Также в американской драматургии существует понятие предфинального поворота, который обогащает действие и заставляет зрителей хвататься за голову: «Боже мой, оказывается, мы смотрели не совсем то, что думали». Существует почти гениальная в своем роде коммерческая картина под названием «Нет выхода»[13]. Там в главной роли Кевин Костнер[14], он играет морского пехотинца, работающего в Госдепе. Весь фильм строится на том, что в Госдепе Кевина Костнера терроризирует некий шпион Юрий, находящийся за кадром. Он как поручик Киже — никто его не видел, но все знают, что шпион Юрий существует. Он находится где-то рядом, плетет свою ужасную интригу, затягивает героя в паучью сеть, а на последних минутах выясняется, что шпион Юрий — это и есть персонаж Кевина Костнера... Я, посмотрев эту картину, был в полном шоке. В 90-е годы был, кстати, расцвет американского коммерческого кино за счет относительно новых идей в драматургии. Сегодня эти идеи исчезли, и, на мой взгляд, американская коммерческая индустрия, если рассматривать ее с творческой стороны, находится в яме. Так вот когда Кевин Костнер, который всю картину ловил шпиона Юрия, оказывается сам шпионом Юрием, происходит шок непередаваемый: фильм кончился, отзвенели последние титры, а ты выходишь из зала и живешь день или два с этим ощущением рухнувшего привычного мира... Я думаю, что нечто подобное сделано и в фильме «Сердце ангела», хотя там этот предфинальный поворот готовится заранее и поэтому не является полной неожиданностью.
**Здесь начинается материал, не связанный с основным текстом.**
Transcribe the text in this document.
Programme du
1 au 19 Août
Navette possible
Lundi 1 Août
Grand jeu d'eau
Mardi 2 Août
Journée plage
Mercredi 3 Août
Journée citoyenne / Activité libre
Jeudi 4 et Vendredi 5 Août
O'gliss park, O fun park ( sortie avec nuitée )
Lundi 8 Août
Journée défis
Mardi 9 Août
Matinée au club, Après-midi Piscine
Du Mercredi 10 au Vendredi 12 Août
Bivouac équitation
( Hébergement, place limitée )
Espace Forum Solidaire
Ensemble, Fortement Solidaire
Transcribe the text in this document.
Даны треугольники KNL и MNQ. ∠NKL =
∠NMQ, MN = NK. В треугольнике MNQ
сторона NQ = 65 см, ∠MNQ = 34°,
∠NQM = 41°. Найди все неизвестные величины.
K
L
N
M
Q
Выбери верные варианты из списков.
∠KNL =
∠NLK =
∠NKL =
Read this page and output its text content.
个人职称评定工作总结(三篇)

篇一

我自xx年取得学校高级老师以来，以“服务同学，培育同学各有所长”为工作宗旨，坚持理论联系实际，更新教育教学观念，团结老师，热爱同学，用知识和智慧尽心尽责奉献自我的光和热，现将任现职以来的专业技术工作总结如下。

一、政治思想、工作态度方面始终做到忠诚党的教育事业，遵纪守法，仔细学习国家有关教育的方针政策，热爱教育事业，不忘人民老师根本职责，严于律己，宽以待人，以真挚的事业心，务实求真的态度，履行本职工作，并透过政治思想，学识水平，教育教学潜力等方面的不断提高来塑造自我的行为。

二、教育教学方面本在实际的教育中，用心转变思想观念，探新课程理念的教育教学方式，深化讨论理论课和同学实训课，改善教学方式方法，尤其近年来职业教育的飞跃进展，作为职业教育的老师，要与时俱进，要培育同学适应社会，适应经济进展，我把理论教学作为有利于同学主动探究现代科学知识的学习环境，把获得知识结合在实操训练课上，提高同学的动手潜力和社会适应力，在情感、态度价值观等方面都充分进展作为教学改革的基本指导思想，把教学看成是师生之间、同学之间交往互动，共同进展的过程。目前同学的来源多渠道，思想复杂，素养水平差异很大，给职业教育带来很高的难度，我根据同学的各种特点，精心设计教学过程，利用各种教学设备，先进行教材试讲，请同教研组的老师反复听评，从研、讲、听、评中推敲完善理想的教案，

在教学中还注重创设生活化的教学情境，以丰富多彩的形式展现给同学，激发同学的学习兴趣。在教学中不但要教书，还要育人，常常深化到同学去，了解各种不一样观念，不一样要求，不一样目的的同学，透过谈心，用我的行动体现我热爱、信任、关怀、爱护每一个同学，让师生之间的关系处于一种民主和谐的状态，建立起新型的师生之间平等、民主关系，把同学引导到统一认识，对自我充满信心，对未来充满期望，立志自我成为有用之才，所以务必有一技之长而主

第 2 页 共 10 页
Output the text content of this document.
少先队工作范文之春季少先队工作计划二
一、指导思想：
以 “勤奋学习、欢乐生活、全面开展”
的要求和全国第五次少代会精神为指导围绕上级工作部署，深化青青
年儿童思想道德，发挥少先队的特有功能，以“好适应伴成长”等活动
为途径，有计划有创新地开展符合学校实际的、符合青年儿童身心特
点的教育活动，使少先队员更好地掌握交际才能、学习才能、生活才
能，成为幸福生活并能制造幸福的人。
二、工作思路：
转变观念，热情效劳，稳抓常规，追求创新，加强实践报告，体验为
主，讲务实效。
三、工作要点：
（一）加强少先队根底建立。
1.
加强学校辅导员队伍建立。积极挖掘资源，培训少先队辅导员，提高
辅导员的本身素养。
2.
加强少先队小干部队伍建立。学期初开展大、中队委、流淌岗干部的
Сейчас мы с вами говорим о правилах, которым подчиняется, в частности, жанровая драматургия... И мы, зрители в кинозале или театре, ждем подтверждения этих правил. В завязочной части композиции нам объявляется событие, которое должно произойти.
Например, в «Гамлете»: «Ты, мой сын, должен отомстить за убитого отца, делай все, что хочешь, но только не трогай мать». Всё, нам объявили правила игры, и мы с интересом следим за тем, когда главное событие, месть, исполнится. Смотрим уже несколько столетий. И наверное, будем еще некоторое время смотреть и переживать. Как сказано в картине «Берегись автомобиля»: «Зритель любит детективные фильмы: приятно осознавать себя умнее авторов и знать, чем картина кончится». Мы испытываем от этого приятные чувства, потому что смотрим нечто знакомое.
Так называемой традиционной драматургией, о которой мы сейчас говорим, можно заниматься всю сознательную жизнь. Там много тонкостей, например, с героем, который должен быть воплощением коллективного бессознательного, «коллективной души», формирующейся в кинозале. По теории Ле Бона[15] и Фрейда[16], в любом сообществе людей есть некая коллективная душа — вот и у нас сейчас в этом зале есть своя коллективная душа. Фрейд, в частности, приводит в качестве примера церковную общину и говорит, что она основана на любви к первосвященнику при том условии, что первосвященник одинаково любит всю паству. Но это еще полбеды. Главная же «проблема» коллективной души, по Ле Бону и Фрейду, заключена в том, что ею движут первичные инстинкты вне зависимости от того, кто собрался вместе. Седобородый профессор, проститутка, мелкий вор-карманник, магнат, дочь магната и член правительства — они будут в коллективе одними и теми же. Ими будут править первичные инстинкты: пола, разрушения, некритичного восприятия действительности, деления мира только на черное и белое без внимания к оттенкам и т. д. Фрейд пишет, что толпа с ее коллективной душой принципиально не ищет истины, она лишь заражается энтузиазмом и фобиями. И герой на экране, если говорить о жанровом кино, должен каким-то образом этот энтузиазм и фобии воплощать. Как назвать подобного героя?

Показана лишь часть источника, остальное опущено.